Member of the Virginia Governor's Council
- In office December 6, 1806 – April 14, 1807
- Preceded by: William Foushee
- Succeeded by: George William Smith

Member of the Virginia House of Delegates
- In office December 7, 1805 – December 6, 1806
- Preceded by: John Adams
- Succeeded by: John Foushee

Private Secretary to the President
- In office June 1803 – March 1804
- President: Thomas Jefferson
- Preceded by: Meriwether Lewis
- Succeeded by: William A. Burwell

Personal details
- Born: 1782 Virginia, U.S.
- Died: April 14, 1807 (aged 25)
- Relations: John Harvie (father)
- Profession: Politician, attorney

= Lewis Harvie =

American lawyer and politician (1782–1807)

Lewis Harvie (1782 - April 14, 1807) was a nineteenth-century Virginia lawyer and politician who served as Private Secretary to President Thomas Jefferson, member of the Virginia House of Delegates, and member of the Virginia Council of State.
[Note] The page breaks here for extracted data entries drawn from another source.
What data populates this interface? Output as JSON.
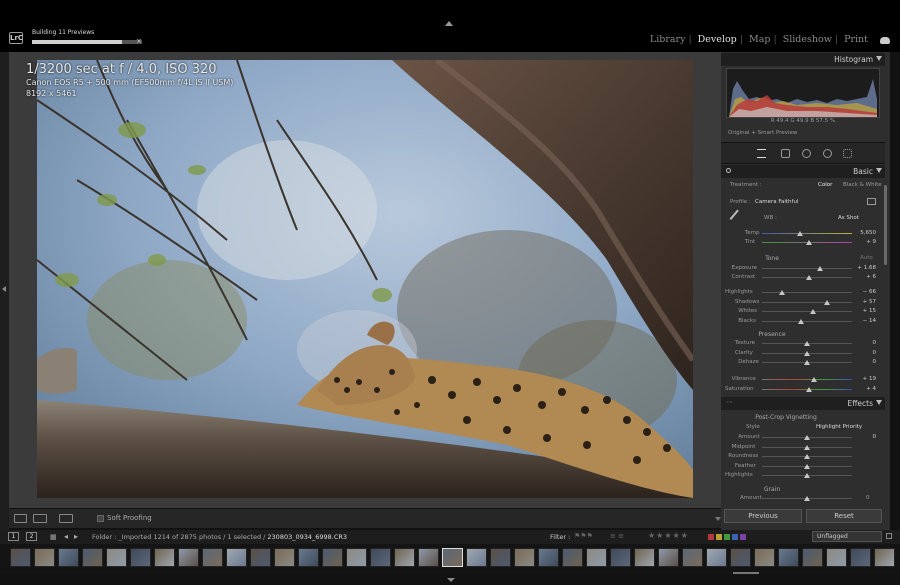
{
  "top": {
    "logo": "LrC",
    "building_label": "Building 11 Previews",
    "building_progress": 0.82,
    "modules": [
      "Library",
      "Develop",
      "Map",
      "Slideshow",
      "Print"
    ],
    "active_module": "Develop"
  },
  "photo_info": {
    "line1": "1/3200 sec at f / 4.0, ISO 320",
    "line2": "Canon EOS R5 + 500 mm (EF500mm f/4L IS II USM)",
    "line3": "8192 x 5461"
  },
  "toolbar": {
    "soft_proofing": "Soft Proofing"
  },
  "histogram": {
    "title": "Histogram",
    "readout": "R  49.4   G  49.9   B  57.5  %",
    "preview_mode": "Original + Smart Preview"
  },
  "basic": {
    "title": "Basic",
    "treatment_label": "Treatment :",
    "treatment_color": "Color",
    "treatment_bw": "Black & White",
    "profile_label": "Profile :",
    "profile_value": "Camera Faithful",
    "wb_label": "WB :",
    "wb_value": "As Shot",
    "tone_label": "Tone",
    "auto_label": "Auto",
    "presence_label": "Presence",
    "sliders_wb": [
      {
        "name": "Temp",
        "value": "5,650",
        "pos": 0.42
      },
      {
        "name": "Tint",
        "value": "+ 9",
        "pos": 0.52
      }
    ],
    "sliders_tone": [
      {
        "name": "Exposure",
        "value": "+ 1.68",
        "pos": 0.64
      },
      {
        "name": "Contrast",
        "value": "+ 6",
        "pos": 0.52
      }
    ],
    "sliders_tone2": [
      {
        "name": "Highlights",
        "value": "− 66",
        "pos": 0.22
      },
      {
        "name": "Shadows",
        "value": "+ 57",
        "pos": 0.72
      },
      {
        "name": "Whites",
        "value": "+ 15",
        "pos": 0.57
      },
      {
        "name": "Blacks",
        "value": "− 14",
        "pos": 0.43
      }
    ],
    "sliders_presence": [
      {
        "name": "Texture",
        "value": "0",
        "pos": 0.5
      },
      {
        "name": "Clarity",
        "value": "0",
        "pos": 0.5
      },
      {
        "name": "Dehaze",
        "value": "0",
        "pos": 0.5
      }
    ],
    "sliders_vib": [
      {
        "name": "Vibrance",
        "value": "+ 19",
        "pos": 0.58
      },
      {
        "name": "Saturation",
        "value": "+ 4",
        "pos": 0.52
      }
    ]
  },
  "effects": {
    "title": "Effects",
    "vignette_title": "Post-Crop Vignetting",
    "style_label": "Style",
    "style_value": "Highlight Priority",
    "sliders": [
      {
        "name": "Amount",
        "value": "0",
        "pos": 0.5
      },
      {
        "name": "Midpoint",
        "value": "",
        "pos": 0.5
      },
      {
        "name": "Roundness",
        "value": "",
        "pos": 0.5
      },
      {
        "name": "Feather",
        "value": "",
        "pos": 0.5
      },
      {
        "name": "Highlights",
        "value": "",
        "pos": 0.5
      }
    ],
    "grain_title": "Grain",
    "grain_amount_label": "Amount",
    "grain_amount_value": "0"
  },
  "buttons": {
    "previous": "Previous",
    "reset": "Reset"
  },
  "filmstrip": {
    "screen1": "1",
    "screen2": "2",
    "folder_label": "Folder : _Imported",
    "count_text": "1214 of 2875 photos / 1 selected / ",
    "filename": "230803_0934_6998.CR3",
    "filter_label": "Filter :",
    "stars": "★★★★★",
    "flag_filter": "Unflagged",
    "color_labels": [
      "#b33a3a",
      "#b8a236",
      "#3f9a3f",
      "#3a64b0",
      "#7d3fa8"
    ]
  }
}
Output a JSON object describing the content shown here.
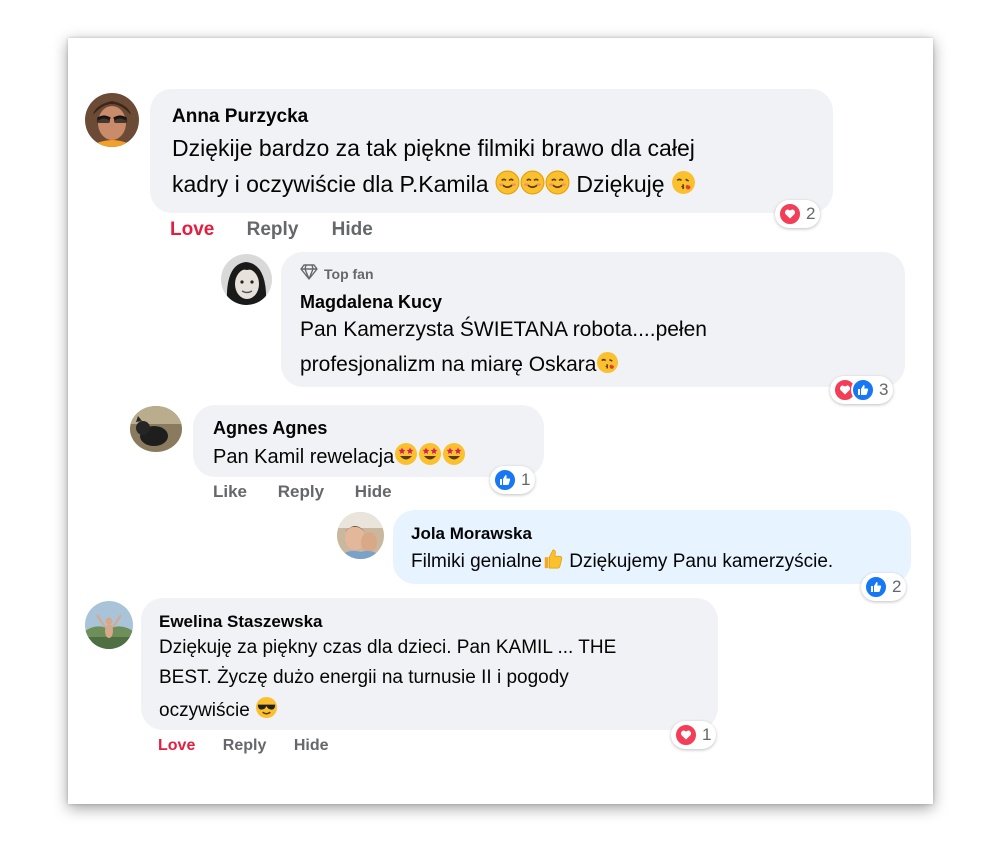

==Early life and education==
Harvie was born in Virginia in 1782, the eldest son of John Harvie, delegate to the Second Continental Congress and signer of the Articles of Confederation. He attended the College of William & Mary in 1798 and received private instruction in law from John Mason.

== Career ==
In 1803, President Jefferson wrote a letter to Harvie offering him a position as a secretary and aide-de-camp. The letter outlined that his responsibilities would include managing visitors, running errands, delivering messages to Congress, and representing the President in meetings.

On June 6, 1803, at the age of 21, Harvie became the private secretary to President Thomas Jefferson, succeeding Meriwether Lewis. He served in the role until March 1804. He was a frequent guest of Jefferson at dinner.

After serving as private secretary, Harvie established a private law practice in Richmond, Virginia, where he practiced property and estate law, including assisting Jefferson in the sale of the Richmond estate of Filippo Mazzei.

In 1805, Harvie was elected to represent Richmond in the Virginia House of Delegates at the age of 23. He earned a reputation as a compelling orator. He was re-elected in 1806, but resigned the seat the same year after he was elected to the Virginia Governor's Council. In January 1807, Harvie also became a member of the board of trustees of the Hallerian academy of Virginia and a trustee of the Academy for Female Education.

Harvie continued to remain associated with Jefferson until his death, and a February 1807 correspondence between them (two months before his death) is in the collection of the Library of Congress.

==Death==

Harvie died of a "lingering illness" on April 14, 1807, aged 25.